Living 45 minutes away from home while in college has certainly had its advantages. For example, now that I have my own car, I drive home almost every single weekend. It's what keeps me sane throughout the week, knowing I can escape the "Berea Bubble" and recharge each weekend. But those 45 minutes can feel like a lifetime when you've driven those roads for almost four years straight, three of which were on your own.
I've driven that stretch of Interstate 75 so much now, I find myself reflecting on anything and everything as I drive back and forth. Recently, I took some time off before this semester started and went home for a glorious three whole weeks. See, this semester is my last at Berea. I'm graduating in December and I don't know how many more times I'll make this drive after my friends graduate in the next few semesters. But the drive back to Berea was different this time.
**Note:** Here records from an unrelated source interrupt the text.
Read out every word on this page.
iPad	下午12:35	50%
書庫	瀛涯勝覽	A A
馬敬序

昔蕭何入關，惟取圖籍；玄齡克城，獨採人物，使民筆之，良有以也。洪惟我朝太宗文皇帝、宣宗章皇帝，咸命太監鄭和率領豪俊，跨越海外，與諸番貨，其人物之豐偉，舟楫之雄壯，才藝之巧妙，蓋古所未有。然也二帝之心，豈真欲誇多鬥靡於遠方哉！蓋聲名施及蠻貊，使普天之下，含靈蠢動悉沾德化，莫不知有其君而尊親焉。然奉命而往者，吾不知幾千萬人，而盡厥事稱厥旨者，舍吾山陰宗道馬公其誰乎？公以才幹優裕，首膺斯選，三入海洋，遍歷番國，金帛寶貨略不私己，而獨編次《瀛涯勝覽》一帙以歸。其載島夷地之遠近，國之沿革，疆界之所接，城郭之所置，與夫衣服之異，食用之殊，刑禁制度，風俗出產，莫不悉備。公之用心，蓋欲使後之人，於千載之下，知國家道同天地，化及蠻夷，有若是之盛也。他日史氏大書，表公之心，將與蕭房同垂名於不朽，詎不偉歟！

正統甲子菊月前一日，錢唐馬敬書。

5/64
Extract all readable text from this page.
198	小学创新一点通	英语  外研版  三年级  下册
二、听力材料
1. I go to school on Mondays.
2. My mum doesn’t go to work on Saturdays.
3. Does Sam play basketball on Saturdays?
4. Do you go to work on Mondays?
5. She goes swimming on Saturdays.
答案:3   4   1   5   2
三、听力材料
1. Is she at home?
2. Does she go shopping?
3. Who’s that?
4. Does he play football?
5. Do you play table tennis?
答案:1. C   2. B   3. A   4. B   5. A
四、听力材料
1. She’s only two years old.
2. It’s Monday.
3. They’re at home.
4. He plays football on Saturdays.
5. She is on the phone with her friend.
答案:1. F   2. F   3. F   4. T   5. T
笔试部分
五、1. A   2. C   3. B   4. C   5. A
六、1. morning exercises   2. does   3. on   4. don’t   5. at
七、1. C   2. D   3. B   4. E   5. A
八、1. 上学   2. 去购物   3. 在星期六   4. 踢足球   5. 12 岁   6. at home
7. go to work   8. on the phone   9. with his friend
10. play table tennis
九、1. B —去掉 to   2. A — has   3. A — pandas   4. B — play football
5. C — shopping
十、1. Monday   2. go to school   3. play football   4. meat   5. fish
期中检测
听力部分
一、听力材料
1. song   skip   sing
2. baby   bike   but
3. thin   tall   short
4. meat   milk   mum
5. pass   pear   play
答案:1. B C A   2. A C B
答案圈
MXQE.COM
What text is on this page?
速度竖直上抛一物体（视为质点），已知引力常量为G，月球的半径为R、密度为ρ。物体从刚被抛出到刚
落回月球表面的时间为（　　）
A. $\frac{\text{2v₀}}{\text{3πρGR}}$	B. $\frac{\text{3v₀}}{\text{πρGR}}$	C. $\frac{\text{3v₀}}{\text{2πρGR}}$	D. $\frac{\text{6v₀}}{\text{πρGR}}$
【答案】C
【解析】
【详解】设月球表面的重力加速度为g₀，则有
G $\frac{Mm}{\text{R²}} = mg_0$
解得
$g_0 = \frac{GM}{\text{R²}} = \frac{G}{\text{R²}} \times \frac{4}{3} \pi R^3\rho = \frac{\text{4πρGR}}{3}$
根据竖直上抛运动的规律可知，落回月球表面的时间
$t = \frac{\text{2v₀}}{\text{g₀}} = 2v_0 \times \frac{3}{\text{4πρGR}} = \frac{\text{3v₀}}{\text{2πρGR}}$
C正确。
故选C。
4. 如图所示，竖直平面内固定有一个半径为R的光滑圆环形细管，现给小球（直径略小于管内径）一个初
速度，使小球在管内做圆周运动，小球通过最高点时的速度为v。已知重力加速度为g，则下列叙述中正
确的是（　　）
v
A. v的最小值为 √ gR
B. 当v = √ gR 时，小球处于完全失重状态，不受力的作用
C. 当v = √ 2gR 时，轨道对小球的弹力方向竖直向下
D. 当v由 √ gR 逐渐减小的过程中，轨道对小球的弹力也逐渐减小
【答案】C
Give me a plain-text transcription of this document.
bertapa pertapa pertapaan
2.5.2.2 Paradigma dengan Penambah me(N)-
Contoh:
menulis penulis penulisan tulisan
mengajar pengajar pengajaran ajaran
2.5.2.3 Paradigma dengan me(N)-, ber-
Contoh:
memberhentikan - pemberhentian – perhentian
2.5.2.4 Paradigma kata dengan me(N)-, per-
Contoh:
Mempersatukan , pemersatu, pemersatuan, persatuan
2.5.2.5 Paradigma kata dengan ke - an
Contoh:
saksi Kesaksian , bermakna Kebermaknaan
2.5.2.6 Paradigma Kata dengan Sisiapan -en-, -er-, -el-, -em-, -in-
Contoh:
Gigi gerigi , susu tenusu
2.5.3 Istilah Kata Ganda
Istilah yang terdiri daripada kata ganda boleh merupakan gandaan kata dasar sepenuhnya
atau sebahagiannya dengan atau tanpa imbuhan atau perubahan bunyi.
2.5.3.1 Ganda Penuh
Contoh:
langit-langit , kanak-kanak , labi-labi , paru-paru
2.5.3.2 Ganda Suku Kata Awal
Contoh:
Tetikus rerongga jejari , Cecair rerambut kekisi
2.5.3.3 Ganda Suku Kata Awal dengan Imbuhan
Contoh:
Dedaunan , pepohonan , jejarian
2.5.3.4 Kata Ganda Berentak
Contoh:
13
It was then that the reality of how few drives I had left hit me. At the time, I calculated I had 16 drives back and forth as of right now, I have between seven and eight drives left before I'm done with this semester. I used to count down the days and drives until I could come home, but now I'm kind of to the point that I believe I'm going to miss college. Reflecting has become my favorite way to pass time as I'm driving home. Since I've started doing this, I've realized many many things may change after graduation. My friends may move away, I may lose touch with my work colleagues, a million and one things may happen between now and the next year of my life after Berea. But one thing I know, even though my time at Berea has been some of the most frustrating times in my life, I wouldn't change a thing. Without that drive between Corbin and Berea, I never would have realized how thankful I am for the people both here and at home who've supported me and loved me through the past four years.